Learning Objective #1: Increase awareness of problem of discharge to unstable housing |
Learning Objective #2: Identify implications of discharge from psychiatric ward to shelter or no fixed address |
The issue of discharge from hospital ward to the streets is seldom explored in the literature, but all too commonly experienced by individuals experiencing psychiatric disorders. The Community University Research Alliance (CURA) on Housing and Mental Health sought to determine how frequently people were discharged from psychiatric wards to shelter or street in London, Ontario, Canada. A number of data sources were accessed to determine instances of discharges to shelters or the street. Hospital partners examined their discharge databases to determine the extent of the problem.
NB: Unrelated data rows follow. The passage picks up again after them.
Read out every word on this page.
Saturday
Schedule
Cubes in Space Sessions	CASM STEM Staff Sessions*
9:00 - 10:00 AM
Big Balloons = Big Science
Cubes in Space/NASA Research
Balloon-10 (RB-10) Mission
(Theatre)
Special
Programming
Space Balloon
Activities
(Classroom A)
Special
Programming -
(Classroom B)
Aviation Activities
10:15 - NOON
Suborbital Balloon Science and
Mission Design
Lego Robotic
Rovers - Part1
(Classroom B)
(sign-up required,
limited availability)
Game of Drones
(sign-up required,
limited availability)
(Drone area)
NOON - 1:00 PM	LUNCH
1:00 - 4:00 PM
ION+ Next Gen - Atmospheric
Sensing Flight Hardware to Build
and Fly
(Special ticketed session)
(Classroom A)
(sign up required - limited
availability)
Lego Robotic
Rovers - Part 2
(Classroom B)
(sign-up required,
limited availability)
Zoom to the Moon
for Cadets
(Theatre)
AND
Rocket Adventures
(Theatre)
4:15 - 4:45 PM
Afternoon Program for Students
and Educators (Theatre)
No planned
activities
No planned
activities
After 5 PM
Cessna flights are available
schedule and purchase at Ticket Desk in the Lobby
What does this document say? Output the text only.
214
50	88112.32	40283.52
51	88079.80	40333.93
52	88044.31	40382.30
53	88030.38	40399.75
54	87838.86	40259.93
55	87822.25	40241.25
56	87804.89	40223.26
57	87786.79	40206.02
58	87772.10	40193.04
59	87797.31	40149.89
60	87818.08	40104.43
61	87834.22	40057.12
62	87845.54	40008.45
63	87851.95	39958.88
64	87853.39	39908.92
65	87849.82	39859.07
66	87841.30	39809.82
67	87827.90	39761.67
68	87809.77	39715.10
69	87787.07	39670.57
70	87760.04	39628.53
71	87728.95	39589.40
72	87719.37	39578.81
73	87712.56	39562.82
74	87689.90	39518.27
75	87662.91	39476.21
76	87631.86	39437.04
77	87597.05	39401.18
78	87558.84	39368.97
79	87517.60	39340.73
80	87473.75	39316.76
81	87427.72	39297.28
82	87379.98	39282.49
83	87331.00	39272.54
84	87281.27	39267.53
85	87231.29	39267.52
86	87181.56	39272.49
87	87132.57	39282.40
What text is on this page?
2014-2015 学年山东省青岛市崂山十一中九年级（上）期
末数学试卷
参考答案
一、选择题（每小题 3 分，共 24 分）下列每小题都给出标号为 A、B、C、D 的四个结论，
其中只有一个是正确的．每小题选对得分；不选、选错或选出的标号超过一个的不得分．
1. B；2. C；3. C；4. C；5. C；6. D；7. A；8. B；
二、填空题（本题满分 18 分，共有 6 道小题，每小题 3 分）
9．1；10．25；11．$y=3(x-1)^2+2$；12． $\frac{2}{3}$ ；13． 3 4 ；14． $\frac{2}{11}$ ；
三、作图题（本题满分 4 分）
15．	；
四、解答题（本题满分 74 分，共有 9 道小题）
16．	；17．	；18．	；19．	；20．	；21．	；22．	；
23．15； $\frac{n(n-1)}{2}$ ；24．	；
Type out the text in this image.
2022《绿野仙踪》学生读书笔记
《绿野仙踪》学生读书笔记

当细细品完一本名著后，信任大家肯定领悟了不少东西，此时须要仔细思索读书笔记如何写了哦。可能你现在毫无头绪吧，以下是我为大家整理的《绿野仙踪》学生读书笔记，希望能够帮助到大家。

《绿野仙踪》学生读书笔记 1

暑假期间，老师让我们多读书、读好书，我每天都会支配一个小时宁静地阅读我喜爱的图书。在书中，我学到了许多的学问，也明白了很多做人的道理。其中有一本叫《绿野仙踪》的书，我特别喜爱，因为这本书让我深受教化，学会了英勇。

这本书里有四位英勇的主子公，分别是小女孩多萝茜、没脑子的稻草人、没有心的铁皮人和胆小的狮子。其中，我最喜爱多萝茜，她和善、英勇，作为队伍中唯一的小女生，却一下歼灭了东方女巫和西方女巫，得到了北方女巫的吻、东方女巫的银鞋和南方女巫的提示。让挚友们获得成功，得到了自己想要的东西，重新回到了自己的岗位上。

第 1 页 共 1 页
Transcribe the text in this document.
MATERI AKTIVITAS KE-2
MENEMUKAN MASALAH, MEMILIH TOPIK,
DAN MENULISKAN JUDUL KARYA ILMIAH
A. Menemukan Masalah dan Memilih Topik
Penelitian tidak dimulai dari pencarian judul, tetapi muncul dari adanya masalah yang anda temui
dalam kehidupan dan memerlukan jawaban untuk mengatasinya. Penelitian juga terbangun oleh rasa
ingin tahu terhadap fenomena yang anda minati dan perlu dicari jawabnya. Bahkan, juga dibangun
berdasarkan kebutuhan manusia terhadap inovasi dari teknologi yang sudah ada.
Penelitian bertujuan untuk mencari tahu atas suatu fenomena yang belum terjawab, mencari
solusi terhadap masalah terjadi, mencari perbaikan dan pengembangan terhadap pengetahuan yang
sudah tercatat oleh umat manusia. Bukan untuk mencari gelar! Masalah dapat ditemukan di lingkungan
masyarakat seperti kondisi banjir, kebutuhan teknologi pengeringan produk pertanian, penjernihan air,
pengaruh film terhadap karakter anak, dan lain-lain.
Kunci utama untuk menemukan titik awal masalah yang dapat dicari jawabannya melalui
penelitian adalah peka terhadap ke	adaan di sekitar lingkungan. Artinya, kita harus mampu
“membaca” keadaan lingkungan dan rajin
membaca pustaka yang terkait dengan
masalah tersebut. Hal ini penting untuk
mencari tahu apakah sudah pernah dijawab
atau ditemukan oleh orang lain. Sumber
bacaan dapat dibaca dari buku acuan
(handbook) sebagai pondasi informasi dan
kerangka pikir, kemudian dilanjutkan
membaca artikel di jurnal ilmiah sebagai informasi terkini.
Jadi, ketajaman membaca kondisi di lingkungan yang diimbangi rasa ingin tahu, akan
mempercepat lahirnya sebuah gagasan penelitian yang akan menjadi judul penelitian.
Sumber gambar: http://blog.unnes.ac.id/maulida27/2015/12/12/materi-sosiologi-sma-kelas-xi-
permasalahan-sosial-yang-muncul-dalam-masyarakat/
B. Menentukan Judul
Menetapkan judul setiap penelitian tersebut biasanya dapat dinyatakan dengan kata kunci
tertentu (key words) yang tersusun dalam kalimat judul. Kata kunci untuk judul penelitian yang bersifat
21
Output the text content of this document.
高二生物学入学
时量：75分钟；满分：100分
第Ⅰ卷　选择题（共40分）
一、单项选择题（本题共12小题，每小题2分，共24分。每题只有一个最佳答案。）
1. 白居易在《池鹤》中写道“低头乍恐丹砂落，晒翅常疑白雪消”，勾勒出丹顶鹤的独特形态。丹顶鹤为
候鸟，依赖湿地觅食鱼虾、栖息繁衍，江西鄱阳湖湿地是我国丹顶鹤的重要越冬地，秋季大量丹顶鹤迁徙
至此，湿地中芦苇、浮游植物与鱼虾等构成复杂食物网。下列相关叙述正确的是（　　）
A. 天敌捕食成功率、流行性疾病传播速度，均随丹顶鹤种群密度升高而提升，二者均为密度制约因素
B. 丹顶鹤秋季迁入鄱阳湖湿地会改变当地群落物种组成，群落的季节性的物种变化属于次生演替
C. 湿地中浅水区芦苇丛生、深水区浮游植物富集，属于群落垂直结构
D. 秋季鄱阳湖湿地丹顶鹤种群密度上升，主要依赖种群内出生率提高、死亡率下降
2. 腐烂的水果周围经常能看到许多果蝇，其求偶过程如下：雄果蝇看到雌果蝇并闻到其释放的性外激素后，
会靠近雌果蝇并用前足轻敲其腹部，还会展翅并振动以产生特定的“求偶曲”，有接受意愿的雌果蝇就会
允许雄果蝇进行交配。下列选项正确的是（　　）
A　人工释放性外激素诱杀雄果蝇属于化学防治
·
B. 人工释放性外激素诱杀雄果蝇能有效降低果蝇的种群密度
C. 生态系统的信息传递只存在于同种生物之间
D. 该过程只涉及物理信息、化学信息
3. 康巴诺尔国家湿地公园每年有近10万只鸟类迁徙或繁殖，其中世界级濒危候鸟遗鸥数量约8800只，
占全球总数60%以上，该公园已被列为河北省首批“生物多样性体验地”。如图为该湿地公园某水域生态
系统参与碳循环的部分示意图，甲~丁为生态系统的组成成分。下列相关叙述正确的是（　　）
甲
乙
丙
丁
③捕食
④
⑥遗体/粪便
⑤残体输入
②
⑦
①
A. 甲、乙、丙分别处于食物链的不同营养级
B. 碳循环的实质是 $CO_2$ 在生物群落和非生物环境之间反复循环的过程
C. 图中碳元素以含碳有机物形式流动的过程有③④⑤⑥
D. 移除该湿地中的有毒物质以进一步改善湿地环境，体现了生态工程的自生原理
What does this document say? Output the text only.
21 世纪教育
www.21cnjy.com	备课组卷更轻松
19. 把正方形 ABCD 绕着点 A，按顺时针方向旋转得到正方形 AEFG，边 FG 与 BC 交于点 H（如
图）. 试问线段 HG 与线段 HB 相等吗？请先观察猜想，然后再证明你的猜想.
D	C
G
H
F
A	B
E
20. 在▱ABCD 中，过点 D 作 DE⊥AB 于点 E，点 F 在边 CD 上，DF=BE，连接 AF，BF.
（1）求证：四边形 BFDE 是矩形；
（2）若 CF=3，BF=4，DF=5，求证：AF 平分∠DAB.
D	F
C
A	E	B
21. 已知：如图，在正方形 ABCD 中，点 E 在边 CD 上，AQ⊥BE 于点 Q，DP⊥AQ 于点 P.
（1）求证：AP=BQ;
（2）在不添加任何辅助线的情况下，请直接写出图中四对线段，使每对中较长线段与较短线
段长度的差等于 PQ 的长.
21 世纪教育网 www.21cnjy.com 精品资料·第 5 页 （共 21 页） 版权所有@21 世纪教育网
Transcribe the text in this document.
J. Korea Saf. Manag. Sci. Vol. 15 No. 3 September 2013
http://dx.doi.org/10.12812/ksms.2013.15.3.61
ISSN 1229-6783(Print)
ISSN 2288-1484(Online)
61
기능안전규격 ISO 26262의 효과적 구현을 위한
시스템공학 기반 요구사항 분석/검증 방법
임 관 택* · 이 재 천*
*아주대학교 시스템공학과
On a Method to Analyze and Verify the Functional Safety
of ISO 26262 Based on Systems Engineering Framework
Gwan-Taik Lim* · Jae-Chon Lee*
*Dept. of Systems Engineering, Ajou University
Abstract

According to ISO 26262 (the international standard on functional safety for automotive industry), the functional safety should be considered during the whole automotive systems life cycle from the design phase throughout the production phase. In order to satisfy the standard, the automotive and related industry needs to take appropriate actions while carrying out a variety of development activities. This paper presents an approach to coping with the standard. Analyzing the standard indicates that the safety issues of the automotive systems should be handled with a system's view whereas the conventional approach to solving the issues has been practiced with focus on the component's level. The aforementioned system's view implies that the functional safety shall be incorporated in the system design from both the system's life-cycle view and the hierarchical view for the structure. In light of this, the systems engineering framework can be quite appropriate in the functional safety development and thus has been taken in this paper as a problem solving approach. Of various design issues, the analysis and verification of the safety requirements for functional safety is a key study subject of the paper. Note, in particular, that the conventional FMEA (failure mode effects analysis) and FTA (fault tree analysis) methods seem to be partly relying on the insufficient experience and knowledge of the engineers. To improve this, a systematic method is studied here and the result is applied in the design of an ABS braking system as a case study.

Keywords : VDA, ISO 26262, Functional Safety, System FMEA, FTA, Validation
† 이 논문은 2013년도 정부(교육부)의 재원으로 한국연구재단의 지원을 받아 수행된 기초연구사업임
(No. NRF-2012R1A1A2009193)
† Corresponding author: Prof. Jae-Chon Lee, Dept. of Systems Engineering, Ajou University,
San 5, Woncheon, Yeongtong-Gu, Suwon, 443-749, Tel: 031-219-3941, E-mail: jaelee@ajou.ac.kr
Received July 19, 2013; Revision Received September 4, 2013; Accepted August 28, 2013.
Shelters searched their databases for referrals from psychiatric wards and/or individuals reporting a recent discharge from a psychiatric ward. The CURA conducts annual interviews with 300 community members diagnosed with a mental illness; this sample is stratified by gender and housing type. Data was analysed to determine the number of moves occurring between hospital and shelter or no fixed address. All datasets revealed the problem of discharge to shelters or the street occurred regularly, even despite consideration that all data sources used have the difficulty of likely underestimating the extent of the problem. Nursing and other professionals will benefit from understanding such issues and may incorporate this increased awareness into their discharge planning practices, thereby working toward optimal health for psychiatric consumer / survivors. Without recognition, this problem is at risk of remaining invisible with no further improvements to the situation.